Black came from out of nowhere to save White, who swears he looked to make sure the platform was empty before attempting to take his his own life, and there’s some slight suggestion that Black might be an angel. Later in the “play” Black accurately and unbelievably pulls off a Kreskinesque mentalist stunt by writing down what White is going to say before he says it, leaving White— and the audience— to wonder “how?” In addition to these seemingly magical feats, this older, unrelentingly wise, and uncommonly cheerful ex-con does what he can to bring his lost brother White back into the brotherhood of man.
After my first brush with Sunset, a story that suggests that academic learning might separate us from emotional learning, and the childlike acceptance that helps us find God, all I wanted to do was sit down with McCarthy and watch Preston Sturges’ film Sullivan’s Travels.

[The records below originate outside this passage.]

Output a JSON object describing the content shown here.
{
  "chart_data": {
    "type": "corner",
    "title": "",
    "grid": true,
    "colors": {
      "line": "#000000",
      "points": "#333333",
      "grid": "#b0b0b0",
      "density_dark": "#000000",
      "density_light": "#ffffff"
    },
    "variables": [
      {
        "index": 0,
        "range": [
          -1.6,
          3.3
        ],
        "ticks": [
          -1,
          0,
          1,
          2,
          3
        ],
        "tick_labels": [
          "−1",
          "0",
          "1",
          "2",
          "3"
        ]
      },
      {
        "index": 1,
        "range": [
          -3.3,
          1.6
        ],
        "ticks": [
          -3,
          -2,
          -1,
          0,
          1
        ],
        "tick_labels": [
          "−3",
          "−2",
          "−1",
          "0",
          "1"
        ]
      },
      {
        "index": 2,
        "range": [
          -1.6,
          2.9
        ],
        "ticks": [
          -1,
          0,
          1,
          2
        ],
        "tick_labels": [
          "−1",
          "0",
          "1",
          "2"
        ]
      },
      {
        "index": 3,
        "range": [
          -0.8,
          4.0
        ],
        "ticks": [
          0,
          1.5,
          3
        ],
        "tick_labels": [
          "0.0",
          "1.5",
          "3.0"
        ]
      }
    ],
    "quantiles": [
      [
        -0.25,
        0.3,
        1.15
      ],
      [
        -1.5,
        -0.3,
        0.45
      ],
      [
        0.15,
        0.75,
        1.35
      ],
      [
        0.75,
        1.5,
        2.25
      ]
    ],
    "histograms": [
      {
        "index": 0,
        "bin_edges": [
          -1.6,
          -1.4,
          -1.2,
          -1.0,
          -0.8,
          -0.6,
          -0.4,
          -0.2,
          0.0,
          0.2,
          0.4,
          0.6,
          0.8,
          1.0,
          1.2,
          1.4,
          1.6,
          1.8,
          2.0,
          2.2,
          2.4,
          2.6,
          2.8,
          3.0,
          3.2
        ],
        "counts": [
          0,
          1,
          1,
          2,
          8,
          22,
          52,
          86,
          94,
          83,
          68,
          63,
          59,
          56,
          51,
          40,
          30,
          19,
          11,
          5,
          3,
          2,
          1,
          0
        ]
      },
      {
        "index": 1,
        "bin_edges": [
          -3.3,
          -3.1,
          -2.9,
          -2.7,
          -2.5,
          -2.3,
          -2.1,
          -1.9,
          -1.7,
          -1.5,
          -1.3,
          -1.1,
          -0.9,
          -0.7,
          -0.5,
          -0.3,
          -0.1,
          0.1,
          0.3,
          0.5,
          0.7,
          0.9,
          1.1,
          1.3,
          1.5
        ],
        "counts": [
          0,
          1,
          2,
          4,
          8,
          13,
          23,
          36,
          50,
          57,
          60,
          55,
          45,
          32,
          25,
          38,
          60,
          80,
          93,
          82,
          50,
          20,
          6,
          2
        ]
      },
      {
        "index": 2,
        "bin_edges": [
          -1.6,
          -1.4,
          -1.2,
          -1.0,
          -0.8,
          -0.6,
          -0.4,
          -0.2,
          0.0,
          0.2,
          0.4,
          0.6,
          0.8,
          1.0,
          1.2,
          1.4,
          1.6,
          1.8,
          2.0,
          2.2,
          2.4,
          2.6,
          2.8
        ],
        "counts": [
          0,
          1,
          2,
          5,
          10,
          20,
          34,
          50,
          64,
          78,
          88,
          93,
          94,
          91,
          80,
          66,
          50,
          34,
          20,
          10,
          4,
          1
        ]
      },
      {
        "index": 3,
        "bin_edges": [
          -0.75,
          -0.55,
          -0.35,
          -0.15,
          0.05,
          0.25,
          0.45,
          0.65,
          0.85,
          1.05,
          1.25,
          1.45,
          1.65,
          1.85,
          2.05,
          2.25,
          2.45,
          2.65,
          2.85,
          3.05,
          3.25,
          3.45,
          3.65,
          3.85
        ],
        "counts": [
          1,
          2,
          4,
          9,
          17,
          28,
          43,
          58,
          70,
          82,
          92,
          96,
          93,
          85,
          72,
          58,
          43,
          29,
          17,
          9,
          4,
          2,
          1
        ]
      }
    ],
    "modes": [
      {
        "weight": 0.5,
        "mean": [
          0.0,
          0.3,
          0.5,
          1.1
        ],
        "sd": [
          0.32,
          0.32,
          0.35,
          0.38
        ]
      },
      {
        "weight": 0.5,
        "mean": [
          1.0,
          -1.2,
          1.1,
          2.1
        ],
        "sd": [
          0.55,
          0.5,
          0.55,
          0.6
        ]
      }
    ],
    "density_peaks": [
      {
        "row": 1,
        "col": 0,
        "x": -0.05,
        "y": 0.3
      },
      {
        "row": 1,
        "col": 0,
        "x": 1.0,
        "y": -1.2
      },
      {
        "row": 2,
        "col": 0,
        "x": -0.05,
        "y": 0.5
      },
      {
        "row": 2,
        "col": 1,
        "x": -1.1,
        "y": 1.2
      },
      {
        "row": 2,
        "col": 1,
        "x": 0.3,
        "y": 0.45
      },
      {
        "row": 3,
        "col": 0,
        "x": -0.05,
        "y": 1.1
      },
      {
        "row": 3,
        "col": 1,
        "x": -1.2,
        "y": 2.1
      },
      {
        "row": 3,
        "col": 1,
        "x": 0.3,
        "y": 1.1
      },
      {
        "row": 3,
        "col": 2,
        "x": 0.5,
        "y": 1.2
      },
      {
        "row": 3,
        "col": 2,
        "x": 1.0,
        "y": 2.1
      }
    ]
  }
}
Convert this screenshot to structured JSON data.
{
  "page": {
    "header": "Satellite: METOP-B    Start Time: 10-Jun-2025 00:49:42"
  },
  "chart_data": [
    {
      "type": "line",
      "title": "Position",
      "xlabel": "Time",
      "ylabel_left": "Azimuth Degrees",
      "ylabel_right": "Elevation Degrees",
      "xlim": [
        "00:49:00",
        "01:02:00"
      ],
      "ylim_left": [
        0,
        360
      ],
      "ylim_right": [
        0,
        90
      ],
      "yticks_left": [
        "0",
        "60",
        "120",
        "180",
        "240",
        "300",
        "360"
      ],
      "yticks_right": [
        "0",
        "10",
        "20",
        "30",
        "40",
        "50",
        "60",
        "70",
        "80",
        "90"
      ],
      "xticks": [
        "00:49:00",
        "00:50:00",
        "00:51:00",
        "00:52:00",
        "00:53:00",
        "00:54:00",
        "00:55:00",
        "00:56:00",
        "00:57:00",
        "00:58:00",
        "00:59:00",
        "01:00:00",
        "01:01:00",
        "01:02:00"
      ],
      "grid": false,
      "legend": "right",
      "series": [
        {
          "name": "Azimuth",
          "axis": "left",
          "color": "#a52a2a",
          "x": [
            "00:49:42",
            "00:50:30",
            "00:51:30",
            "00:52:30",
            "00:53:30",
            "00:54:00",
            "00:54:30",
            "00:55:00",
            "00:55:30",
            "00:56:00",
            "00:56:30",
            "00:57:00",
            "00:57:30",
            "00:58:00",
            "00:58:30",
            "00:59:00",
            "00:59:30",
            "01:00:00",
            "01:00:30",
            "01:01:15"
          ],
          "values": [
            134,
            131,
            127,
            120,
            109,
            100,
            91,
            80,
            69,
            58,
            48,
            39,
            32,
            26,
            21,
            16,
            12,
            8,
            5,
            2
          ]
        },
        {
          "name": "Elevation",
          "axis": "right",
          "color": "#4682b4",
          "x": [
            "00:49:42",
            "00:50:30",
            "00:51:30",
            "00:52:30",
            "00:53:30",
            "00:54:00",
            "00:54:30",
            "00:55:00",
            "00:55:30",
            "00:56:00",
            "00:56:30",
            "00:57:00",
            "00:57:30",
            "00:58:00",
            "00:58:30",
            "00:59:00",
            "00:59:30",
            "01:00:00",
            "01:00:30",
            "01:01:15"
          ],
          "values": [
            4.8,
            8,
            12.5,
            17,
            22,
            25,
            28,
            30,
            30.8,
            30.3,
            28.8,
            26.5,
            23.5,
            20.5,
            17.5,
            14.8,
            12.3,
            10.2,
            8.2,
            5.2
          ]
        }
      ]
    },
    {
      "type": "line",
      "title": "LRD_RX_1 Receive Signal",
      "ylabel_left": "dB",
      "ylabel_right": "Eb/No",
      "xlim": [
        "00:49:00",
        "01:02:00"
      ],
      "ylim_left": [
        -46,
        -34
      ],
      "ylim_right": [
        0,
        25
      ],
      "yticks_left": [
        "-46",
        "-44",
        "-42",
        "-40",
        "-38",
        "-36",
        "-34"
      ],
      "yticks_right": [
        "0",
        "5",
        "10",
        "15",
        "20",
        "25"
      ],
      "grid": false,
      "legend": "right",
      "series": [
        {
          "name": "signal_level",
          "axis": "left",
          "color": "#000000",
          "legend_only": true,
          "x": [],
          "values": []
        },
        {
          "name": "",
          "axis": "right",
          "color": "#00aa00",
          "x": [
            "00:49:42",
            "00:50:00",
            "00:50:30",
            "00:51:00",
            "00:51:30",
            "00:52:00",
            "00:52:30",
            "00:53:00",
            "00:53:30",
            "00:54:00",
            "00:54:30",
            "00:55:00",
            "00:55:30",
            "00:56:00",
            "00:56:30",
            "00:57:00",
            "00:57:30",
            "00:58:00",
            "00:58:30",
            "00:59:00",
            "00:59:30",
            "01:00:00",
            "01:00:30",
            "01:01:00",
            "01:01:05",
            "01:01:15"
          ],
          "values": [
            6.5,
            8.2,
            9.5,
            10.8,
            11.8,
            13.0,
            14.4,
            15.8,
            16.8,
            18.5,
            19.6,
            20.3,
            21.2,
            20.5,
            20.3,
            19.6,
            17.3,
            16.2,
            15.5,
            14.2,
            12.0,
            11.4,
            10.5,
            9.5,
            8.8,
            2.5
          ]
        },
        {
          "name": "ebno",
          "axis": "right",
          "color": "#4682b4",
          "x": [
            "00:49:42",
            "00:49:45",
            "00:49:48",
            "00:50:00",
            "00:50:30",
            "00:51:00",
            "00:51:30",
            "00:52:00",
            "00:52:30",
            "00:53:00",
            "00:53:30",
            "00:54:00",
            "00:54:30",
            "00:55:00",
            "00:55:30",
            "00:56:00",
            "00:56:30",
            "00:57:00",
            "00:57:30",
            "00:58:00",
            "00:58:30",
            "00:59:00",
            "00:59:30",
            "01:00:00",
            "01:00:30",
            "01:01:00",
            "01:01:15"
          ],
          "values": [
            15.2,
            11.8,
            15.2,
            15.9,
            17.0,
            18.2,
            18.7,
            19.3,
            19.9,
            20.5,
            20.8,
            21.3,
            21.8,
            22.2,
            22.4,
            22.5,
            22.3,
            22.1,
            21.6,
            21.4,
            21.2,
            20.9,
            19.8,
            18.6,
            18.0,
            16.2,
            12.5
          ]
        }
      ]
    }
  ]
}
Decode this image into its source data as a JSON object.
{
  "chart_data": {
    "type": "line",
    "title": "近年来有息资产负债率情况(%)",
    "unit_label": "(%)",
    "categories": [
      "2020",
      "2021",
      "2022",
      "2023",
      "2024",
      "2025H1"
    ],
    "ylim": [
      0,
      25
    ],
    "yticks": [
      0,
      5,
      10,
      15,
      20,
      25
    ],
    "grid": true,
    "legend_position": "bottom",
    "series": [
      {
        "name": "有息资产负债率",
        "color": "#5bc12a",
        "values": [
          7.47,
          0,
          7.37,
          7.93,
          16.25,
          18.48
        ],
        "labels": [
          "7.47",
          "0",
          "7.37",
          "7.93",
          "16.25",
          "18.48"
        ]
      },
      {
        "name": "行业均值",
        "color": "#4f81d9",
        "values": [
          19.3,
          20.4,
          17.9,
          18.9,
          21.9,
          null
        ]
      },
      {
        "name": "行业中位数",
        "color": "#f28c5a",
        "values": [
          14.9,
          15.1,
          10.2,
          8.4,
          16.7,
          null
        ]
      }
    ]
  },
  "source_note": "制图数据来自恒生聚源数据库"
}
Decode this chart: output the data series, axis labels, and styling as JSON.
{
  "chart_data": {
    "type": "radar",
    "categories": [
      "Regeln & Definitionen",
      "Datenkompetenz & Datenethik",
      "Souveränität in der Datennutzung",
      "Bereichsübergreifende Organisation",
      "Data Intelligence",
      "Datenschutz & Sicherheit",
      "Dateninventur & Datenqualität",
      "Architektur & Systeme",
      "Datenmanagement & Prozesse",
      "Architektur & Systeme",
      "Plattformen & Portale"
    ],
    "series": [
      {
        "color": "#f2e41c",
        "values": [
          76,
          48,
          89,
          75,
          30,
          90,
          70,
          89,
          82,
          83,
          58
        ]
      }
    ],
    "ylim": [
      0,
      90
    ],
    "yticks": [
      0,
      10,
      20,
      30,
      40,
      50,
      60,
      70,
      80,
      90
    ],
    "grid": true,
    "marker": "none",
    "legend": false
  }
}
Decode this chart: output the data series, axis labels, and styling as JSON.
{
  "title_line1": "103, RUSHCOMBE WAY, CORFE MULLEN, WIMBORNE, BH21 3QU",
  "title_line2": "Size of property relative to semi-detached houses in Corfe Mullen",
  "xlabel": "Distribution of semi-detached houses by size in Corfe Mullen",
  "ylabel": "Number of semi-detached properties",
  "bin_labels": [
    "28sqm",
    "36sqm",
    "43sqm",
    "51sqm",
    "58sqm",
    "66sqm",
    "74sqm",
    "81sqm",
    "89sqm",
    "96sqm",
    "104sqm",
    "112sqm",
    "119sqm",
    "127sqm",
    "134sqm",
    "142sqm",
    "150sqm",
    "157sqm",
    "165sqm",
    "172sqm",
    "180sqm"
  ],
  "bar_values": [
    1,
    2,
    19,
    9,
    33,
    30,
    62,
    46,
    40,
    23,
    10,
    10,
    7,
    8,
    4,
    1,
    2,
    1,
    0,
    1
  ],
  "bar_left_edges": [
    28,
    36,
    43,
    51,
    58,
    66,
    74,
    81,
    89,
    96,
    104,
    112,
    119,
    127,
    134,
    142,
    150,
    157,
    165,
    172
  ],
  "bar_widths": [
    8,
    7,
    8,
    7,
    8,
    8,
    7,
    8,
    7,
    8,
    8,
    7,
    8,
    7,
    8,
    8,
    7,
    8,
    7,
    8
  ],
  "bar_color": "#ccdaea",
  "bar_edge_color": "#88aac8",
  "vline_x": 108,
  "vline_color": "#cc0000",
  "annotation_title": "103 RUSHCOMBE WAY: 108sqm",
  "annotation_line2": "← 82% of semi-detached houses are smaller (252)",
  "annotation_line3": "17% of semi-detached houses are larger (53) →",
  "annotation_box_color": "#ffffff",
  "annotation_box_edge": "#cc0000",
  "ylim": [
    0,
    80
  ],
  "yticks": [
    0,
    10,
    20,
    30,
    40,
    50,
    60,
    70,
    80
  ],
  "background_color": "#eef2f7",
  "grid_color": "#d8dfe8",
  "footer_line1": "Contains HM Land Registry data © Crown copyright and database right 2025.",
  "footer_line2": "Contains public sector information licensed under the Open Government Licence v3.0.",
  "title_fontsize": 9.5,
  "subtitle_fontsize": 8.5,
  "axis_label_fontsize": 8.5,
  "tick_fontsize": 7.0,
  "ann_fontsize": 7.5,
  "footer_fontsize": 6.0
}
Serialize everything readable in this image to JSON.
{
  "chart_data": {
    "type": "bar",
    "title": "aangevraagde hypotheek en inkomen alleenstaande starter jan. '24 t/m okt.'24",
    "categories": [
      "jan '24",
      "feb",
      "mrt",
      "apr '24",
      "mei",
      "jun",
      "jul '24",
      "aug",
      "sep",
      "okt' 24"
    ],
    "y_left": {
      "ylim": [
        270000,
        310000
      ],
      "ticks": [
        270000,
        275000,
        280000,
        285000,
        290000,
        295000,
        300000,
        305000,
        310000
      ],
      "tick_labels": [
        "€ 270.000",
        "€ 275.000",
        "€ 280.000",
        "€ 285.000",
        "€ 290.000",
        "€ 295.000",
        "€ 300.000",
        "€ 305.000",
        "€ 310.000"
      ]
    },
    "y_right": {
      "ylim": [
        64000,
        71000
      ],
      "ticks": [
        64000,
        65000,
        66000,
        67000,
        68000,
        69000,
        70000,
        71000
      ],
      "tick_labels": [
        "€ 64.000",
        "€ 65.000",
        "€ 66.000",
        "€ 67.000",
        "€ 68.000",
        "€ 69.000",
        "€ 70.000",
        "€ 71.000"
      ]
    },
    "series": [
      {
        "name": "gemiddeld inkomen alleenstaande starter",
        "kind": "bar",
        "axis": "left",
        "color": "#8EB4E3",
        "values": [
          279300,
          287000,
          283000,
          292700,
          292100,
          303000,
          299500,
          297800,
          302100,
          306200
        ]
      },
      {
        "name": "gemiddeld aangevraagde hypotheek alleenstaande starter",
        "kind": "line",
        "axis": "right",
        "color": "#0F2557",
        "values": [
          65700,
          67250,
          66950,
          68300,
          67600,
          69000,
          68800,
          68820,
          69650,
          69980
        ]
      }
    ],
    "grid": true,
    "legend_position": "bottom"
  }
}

In Sullivan’s Travels Joel McCrea plays an educated and optimistic young screenwriter who thinks Hollywood movies are too shallow and should show Americans the depth and breadth of human suffering. After a series of unfortunate events that result in false imprisonment and hard labor this bright optimist comes to understand, without ever having to explain, that Disney is its own kind of opiate, and for those who suffer, as merciful as Morphine. Or religion. Or whatever gets you through the rough patches, soul intact.
Unlike Sunset, Sullivan’s Travels is a film that, while not blind to race, or religion, puts these hot topics in supporting roles. When McCrea and his fellow prisoners encounter Disney, it’s during “movie night” at a black pentecostal church, where the pastor cautions his congregation not to make the prisoners feel unwelcome. It is, perhaps, a more Jesus-like way to share faith, and in terms of entertainment, a lot less tedious than this more-contemporary phenomenon where older black characters are Bible wizards directly connected to the supernatural.
I use Sullivan’s Travels as a point of comparison because it also helps us to see some things that McCarthy may have gotten right, critical reception notwithstanding. Unlike other similarly heady and equally inactive works by authors like Beckett and Sartre— works whose dramatic qualities have also been scrutinized— there’s nothing alienating about the setting or the language of Sunset Limited. In that regard maybe it’s a working class Godot with one character stuck on the line “Why don’t we hang ourselves.”
In short, for all of its obvious problems, and its potential to plunge headlong into cliche, Sunset Limited deserves a fair shake. The opportunity to see two excellent actors read through it live only highlights the fact that this isn’t that. But it could be.
I’m grousing, not dismissing. This isn’t a bad night of theater. But to minimize disappointments, you need to know exactly what you’re getting into.